Bakanlık, Genelkurmay Başkanı ve beraberindekilerin ölümüne yol açan uçak kazasıyla ilgili soruşturma komisyonunun Türk makamlarıyla koordinasyon içinde çalışmalarına devam ettiğini ifade etti.

Bakanlık ayrıca, Türk Başsavcısının olayla ilgili tüm belgeleri ve kamera kayıtlarını Libya makamlarına vermeye hazır olduğunu teyit ettiğini ve ortak soruşturma için izlenen prosedürleri ve verilen onayları özetleyen resmi bir muhtıranın Libya Başsavcısına gönderileceğini kaydetti.

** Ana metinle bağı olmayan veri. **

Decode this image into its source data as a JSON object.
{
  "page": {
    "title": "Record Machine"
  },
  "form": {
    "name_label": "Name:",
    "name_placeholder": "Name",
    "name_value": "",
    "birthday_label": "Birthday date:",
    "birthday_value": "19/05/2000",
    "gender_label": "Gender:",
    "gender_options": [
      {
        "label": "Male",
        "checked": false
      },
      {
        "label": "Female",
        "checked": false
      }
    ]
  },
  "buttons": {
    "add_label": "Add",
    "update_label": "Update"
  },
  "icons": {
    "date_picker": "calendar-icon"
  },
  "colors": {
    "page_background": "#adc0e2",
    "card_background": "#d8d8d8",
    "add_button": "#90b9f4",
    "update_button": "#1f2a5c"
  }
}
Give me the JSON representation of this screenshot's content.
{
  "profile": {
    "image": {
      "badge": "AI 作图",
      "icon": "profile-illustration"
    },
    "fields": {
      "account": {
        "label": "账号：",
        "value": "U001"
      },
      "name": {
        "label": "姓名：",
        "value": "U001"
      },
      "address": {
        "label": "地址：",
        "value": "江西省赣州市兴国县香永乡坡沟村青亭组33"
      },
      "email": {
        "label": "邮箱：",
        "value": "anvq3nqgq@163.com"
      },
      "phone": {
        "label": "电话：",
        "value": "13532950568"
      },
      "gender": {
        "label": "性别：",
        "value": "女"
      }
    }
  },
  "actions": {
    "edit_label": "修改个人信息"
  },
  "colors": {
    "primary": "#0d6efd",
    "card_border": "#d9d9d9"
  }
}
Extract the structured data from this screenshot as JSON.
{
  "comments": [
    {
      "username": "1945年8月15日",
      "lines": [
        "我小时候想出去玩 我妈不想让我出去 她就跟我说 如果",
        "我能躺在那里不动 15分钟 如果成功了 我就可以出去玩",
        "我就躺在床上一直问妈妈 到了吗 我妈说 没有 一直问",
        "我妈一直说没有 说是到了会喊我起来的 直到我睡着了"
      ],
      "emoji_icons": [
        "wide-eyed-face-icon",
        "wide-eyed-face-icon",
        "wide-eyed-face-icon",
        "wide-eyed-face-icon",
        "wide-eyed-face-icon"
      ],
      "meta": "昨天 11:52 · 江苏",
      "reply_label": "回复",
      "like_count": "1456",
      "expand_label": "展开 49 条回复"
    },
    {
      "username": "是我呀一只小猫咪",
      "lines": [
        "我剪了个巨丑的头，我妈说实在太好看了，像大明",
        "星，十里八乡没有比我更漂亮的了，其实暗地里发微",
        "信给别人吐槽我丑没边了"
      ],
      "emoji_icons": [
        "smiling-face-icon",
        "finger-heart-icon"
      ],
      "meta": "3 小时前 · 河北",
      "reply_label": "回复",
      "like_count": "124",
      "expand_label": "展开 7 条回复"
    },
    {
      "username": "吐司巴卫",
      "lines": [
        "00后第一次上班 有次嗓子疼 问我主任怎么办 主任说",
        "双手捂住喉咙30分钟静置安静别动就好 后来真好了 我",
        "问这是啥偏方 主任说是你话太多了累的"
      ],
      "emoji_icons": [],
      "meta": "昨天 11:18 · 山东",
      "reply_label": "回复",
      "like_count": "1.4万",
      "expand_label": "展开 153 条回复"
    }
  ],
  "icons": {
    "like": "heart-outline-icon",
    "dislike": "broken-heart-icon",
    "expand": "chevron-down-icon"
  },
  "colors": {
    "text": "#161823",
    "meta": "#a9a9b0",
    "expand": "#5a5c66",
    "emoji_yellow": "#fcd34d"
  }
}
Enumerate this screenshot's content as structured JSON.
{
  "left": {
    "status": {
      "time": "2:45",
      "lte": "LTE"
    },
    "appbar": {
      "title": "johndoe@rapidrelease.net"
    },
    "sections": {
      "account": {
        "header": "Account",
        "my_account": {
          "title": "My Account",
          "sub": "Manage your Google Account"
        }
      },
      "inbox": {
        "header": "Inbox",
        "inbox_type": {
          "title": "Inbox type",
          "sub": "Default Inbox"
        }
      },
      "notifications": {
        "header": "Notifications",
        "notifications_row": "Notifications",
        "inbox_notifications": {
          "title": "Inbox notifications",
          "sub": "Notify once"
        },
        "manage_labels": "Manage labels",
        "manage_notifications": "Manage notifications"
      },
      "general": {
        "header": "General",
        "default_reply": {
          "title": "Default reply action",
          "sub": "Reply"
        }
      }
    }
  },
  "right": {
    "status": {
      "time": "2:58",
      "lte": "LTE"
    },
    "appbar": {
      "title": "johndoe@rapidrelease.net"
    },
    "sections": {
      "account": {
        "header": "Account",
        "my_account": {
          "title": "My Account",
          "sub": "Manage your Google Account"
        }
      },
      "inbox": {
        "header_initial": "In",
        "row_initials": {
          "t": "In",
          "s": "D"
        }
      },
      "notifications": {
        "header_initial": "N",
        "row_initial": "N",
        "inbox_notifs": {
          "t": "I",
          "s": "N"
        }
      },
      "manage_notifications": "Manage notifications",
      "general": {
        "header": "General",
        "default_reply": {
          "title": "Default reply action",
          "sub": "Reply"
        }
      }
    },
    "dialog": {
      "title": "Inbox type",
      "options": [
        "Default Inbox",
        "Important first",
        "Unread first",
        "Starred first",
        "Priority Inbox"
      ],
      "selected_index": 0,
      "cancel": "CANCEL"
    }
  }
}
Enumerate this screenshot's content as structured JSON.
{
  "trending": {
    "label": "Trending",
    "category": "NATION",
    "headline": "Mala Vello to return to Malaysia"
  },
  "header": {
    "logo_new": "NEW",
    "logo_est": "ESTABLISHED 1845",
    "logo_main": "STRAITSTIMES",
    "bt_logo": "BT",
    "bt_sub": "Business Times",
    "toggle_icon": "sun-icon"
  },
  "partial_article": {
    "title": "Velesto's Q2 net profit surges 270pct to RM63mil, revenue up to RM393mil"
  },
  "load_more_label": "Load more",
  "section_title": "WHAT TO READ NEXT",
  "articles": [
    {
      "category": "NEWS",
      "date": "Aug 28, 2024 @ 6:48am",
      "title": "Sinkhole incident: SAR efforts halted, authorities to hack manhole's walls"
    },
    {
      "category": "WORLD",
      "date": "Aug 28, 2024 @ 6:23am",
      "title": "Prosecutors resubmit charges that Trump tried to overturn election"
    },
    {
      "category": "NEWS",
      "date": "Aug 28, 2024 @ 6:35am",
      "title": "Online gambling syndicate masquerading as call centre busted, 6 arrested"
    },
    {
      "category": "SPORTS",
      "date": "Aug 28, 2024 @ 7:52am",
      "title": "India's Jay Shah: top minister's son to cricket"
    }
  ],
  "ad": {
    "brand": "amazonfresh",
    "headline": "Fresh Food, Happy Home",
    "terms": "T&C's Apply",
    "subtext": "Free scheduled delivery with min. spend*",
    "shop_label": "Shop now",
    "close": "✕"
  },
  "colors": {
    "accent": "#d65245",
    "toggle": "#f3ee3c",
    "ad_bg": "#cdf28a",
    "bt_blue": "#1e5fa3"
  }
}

Korgeneral Muhammed el-Haddad'ın ölümü Libya kamuoyunda birçok soru işaretine yol açtı (AFP)Korgeneral Muhammed el-Haddad'ın ölümü Libya kamuoyunda birçok soru işaretine yol açtı (AFP)

Ulusal Birlik Hükümeti Başkanı Abdülhamid Dibeybe, Ankara üzerinde uçağıyla temasın kesilmesinin ardından Libya Genelkurmay Başkanı'nın hayatını kaybettiğini duyurdu.

Dibeybe ayrıca, Ankara'ya yaptığı resmi bir gezi dönüşünde meydana gelen trajik bir kaza sonucu Haddad'ın yol arkadaşlarının da hayatını kaybettiğini açıkladı: Kara Kuvvetleri Genelkurmay Başkanı Korgeneral Futuri Gribel; Askeri Sanayi Şirketi Direktörü Tuğgeneral Mahmud Al Katavi; Libya Ordusu Genelkurmay Başkanı Danışmanı Sayın Muhammed el Assavi Diyab ve Genelkurmay Başkanı'nın medya ofisindeki fotoğrafçı Sayın Muhammed Ömer Ahmed Mahcub.

"Bu trajik kayıp, millet, askeri kurum ve tüm halk için büyük bir kayıptır. Ülkelerine samimiyet ve özveriyle hizmet etmiş, disiplin, sorumluluk ve milli bağlılık konusunda örnek teşkil etmiş insanları kaybettik" ifadelerini kullandı.

Türkiye İçişleri Bakanı Ali Yerlikaya, salı akşamı Ankara'dan ayrıldıktan kısa bir süre sonra Libya Genelkurmay Başkanı'nı taşıyan uçakla temasın kesildiğini açıklamıştı.

Bakan, X platformu üzerinden yaptığı açıklamada, "Bu akşam saat 20:52'de (GMT 17:52) Ankara Esenboğa Havalimanı'ndan Trablus'a doğru 20:10'da kalkan 9H-DFJ tescil numaralı Falcon 50 tipi özel jetle temas kesildi" dedi.

Bakan, "Haymana bölgesinden acil iniş talebi alındı, ancak daha sonra uçakla temas kesildi" diye belirtti. "Uçakta Libya Silahlı Kuvvetleri Genelkurmay Başkanı Korgeneral Muhammed Ali Ahmed el-Haddad da dahil olmak üzere beş kişi bulunuyordu" diyen Bakan, daha sonra uçağın enkazının bulunduğunu ifade etti.